- Kuje prison break: Part of the Boko Haram insurgency
| Date | 5 July 2022 |
| Location | Kuje prison, Abuja, Nigeria |
| Result | Islamist victory 879 inmates escape; Over half of the escaped inmates are caught by the end of the week; |

Belligerents
- Nigeria: ISWAP Ansaru

Strength
- 65 prison guards and soldiers: ~100

Casualties and losses
- 1 killed 3+ injured: 4 killed 13+ injured

= Kuje prison break =

2022 prison break in Abuja, Nigeria

On 5 July 2022, the Islamic State launched a coordinated attack on Kuje prison, near the Nigerian capital of Abuja. The attack killed five people and freed 879 inmates, although almost half were recaptured in the following days.

== Prelude ==
Kuje prison is one of the largest prisons in Abuja, and in the months leading up to the attack, over 5,000 prisoners had been released in prison breaks orchestrated by various militant groups. On the day of the attack, there were 65 military, police, and prison guards on guard at the prison. Prior to the attack, 994 prisoners were registered as serving time in Kuje. Some of the prisoners included high-profile suspects such as former top Nigerian police officer Abba Kyari, indicted in a money laundering operation, along with 68 convicted Islamic State and Boko Haram militants. There was also no CCTV footage in the prison prior to the attack. A former Boko Haram detainee speaking to Institute for Security Studies stated that he was in contact with ISWAP members outside the jail through cellphones, and that they "communicated easily."

== Attack ==
On the night of 5 July, Islamic State militants, with the aid of Ansaru, launched three simultaneous attacks on different sides of the prison. Immediately before the breakout, imprisoned ISIS leaders gave a 15-minute long sermon to other members of the group. Using small arms and explosive devices, around 100 attackers broke in, destroying parts of the prison and burning eight vehicles.

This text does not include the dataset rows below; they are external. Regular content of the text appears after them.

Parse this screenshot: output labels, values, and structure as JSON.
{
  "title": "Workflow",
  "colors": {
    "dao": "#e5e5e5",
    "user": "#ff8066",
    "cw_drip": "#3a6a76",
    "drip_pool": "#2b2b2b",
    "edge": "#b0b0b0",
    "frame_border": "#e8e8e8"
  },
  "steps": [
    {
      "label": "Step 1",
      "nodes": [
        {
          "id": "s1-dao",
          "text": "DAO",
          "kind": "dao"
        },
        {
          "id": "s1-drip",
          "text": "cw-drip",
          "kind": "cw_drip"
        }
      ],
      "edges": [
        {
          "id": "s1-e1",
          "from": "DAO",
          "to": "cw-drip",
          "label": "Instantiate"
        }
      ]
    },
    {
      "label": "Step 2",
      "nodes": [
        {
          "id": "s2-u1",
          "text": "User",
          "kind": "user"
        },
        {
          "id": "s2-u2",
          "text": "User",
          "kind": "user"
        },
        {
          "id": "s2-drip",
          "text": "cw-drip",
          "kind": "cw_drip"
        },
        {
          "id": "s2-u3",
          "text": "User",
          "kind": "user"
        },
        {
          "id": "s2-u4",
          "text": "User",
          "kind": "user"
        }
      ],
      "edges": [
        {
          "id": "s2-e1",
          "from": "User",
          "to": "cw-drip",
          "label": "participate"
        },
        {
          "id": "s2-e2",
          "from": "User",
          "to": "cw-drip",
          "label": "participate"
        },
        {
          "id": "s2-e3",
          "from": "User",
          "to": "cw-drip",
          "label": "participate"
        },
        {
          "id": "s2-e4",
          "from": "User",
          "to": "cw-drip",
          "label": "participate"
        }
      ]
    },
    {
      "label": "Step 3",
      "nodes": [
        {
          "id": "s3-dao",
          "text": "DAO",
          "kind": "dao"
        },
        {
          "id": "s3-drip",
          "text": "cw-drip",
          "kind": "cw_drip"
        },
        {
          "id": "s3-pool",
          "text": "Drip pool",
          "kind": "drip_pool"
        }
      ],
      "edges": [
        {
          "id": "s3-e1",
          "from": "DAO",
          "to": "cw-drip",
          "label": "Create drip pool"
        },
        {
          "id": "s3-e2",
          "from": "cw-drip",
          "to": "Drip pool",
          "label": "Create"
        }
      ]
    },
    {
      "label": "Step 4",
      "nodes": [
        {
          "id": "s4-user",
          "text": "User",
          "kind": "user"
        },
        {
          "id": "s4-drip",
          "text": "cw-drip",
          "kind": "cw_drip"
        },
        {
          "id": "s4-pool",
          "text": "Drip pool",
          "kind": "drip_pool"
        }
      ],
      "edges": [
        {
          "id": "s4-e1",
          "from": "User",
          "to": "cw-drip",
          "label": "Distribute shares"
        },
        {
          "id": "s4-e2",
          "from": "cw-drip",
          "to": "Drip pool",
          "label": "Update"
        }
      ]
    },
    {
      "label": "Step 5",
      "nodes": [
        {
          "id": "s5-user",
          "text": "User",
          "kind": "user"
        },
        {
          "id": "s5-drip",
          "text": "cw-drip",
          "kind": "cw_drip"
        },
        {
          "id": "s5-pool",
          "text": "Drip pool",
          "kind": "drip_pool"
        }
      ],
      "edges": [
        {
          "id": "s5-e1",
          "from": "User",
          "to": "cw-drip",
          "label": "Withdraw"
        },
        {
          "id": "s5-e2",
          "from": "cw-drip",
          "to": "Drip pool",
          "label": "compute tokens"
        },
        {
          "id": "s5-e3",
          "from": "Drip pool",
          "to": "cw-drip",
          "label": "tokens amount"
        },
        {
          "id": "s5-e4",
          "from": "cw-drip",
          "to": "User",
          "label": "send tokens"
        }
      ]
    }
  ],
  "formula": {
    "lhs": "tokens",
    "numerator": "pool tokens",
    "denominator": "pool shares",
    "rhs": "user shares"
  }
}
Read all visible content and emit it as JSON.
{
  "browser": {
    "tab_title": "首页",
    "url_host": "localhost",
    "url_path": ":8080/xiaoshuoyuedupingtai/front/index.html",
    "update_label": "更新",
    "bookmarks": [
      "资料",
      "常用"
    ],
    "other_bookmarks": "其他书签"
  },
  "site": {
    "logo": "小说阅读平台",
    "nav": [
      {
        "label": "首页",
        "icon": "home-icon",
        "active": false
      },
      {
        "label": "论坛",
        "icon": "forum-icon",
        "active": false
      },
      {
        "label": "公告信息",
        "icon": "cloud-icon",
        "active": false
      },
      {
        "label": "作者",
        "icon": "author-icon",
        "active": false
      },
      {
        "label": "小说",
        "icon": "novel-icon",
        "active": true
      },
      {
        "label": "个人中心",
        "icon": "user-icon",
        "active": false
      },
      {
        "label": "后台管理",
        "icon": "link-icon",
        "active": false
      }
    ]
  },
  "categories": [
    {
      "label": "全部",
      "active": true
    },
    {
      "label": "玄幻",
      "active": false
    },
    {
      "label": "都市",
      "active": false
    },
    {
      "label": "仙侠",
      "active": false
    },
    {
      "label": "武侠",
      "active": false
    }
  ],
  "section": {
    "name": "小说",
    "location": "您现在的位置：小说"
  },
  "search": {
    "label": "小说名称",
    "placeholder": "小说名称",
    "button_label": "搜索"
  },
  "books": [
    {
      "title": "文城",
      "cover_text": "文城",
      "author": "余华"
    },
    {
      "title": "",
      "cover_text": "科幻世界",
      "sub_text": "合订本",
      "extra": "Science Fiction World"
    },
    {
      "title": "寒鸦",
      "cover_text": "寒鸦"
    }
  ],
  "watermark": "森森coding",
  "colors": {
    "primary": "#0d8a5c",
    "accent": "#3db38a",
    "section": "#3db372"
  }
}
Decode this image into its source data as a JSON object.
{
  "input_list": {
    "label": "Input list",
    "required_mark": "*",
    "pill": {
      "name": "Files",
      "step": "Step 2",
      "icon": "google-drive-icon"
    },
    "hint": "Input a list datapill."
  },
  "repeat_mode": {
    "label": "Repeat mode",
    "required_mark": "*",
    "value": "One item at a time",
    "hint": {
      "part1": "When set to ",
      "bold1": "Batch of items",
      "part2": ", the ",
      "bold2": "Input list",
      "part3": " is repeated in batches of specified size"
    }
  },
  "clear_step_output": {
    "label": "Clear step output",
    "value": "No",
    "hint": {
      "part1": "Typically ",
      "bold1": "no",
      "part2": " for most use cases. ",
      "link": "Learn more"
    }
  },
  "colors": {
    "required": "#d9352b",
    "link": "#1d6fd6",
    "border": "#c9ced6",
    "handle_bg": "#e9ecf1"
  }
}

One bomb at the front gates killed a Nigerian prison guard and injured three others, and four inmates were killed during the attack. Overall, a total of 16 officers and inmates were injured in the attack. Of the 994 present at the time of the attack, 879 inmates broke out, however 443 had been recaptured by the following day. Many high-profile members were still unaccounted for in the days following the jailbreak, including Kyari, Joshua Dariye and Jolly Nyame, former governors of Plateau and Taraba states respectively. The attack took 50 minutes from start to finish.

== Aftermath ==
By 8 July 443 inmates were still on the loose. In the aftermath, Major General Bashir Magashi released photos of 69 high-profile inmates still unaccounted for, including many members of Boko Haram. This number was bumped down to 64 in the following days. The Islamic State claimed responsibility for the attack on the day of the raid, calling it the "Breaking the Walls campaign".

Abba Kyari was recaptured on 20 July. A political leader in Plateau State, Elkanah Garang, called for the immediate release of some suspects, as they had been pardoned by Nigerian president Muhammadu Buhari earlier in the year. Buhari had claimed to release a detailed report on the attack in November, although this did not happen.